En un perfil que hizo el presidente López Michelsen de su amigo Gabriel García Márquez sostuvo: “En la proyección cultural del continente, ningún otro colombiano, con excepción de José María Vargas Vila, había alcanzado un renombre semejante, no solo en la comunidad hispanoparlante, sino en el mundo entero, como García Márquez”.

Cuando apareció la nota (El Tiempo, “Lecturas Dominicales”, 24-10-99), le comenté al presidente López que eso lo había dicho el mismo García Márquez. Se sorprendió y le llevé el recorte de la revista Mujer, que dirigía Flor Romero, en la que, en un reportaje, declaraba: “Yo soy el Vargas Vila de mi generación”. Era 1968. Hacía menos de un año había aparecido Cien años de soledad y vivía en Barcelona con su familia. Gabo entonces mostraba la coincidencia de que su libro se estuviera vendiendo mucho y que Vargas Vila hubiera vivido también en la hermosa ciudad de Las Ramblas y de Gaudí.

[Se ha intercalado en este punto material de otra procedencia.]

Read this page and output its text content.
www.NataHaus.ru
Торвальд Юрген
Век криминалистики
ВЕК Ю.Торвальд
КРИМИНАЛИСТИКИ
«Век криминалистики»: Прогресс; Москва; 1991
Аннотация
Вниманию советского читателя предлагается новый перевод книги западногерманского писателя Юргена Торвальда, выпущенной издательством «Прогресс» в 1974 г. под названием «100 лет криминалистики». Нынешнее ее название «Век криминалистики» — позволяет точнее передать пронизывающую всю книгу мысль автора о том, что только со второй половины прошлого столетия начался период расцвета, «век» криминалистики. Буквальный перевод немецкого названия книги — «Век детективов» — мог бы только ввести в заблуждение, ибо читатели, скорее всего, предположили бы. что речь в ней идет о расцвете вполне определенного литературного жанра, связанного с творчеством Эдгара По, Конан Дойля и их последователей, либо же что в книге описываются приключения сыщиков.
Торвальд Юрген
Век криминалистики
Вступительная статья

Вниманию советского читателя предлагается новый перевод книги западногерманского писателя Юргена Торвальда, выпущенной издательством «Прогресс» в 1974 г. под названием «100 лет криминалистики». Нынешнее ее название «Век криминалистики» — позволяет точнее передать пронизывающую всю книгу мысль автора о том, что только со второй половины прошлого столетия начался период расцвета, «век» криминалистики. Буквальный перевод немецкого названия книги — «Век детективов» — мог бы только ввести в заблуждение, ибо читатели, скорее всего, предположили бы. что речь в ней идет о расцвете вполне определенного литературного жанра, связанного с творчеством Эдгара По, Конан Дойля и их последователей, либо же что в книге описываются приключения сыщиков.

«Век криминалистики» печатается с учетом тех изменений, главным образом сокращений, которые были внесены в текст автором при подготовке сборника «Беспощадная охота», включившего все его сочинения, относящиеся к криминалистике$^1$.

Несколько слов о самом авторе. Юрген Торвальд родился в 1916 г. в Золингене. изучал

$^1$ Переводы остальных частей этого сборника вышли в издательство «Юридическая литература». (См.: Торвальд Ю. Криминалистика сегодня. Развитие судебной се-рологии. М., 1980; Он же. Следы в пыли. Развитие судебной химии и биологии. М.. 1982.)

Hoy casi nadie se acuerda ni sabe quién fue Vargas Vila. Ensayista, historiador, novelista y, sobre todo, panfletario. Se enfrentó a los curas y a la regeneración; la mayor parte de su vida estuvo fuera del país, en el exilio, viviendo únicamente de sus libros, porque ellos se vendían como arroz. Malcon Deas ha descubierto que varios líderes latinoamericanos han tenido su influencia y no lo han confesado.

Una vez, en un banco de Río de Janeiro, fue a cobrar un cheque y el cajero, con sorpresa, le comentó: “¡Es usted Vargas Vila! Pues sepa que hace unos 15 días se suicidó una sobrina mía en cuya mesa de noche se hallaba Ibis, con una anotación marginal en la que aseguraba ser su libro el responsable de tamaña desgracia”.

Esa novela y otras como Aura y las violetas y un sinnúmero de otras más formaron parte de su producción. Hoy, repito, casi nadie lo recuerda. ¿Se parece a García Márquez? Quizá porque en su época vendió mucho y también porque escribió unos cien libros y Gabo, Cien… años de soledad.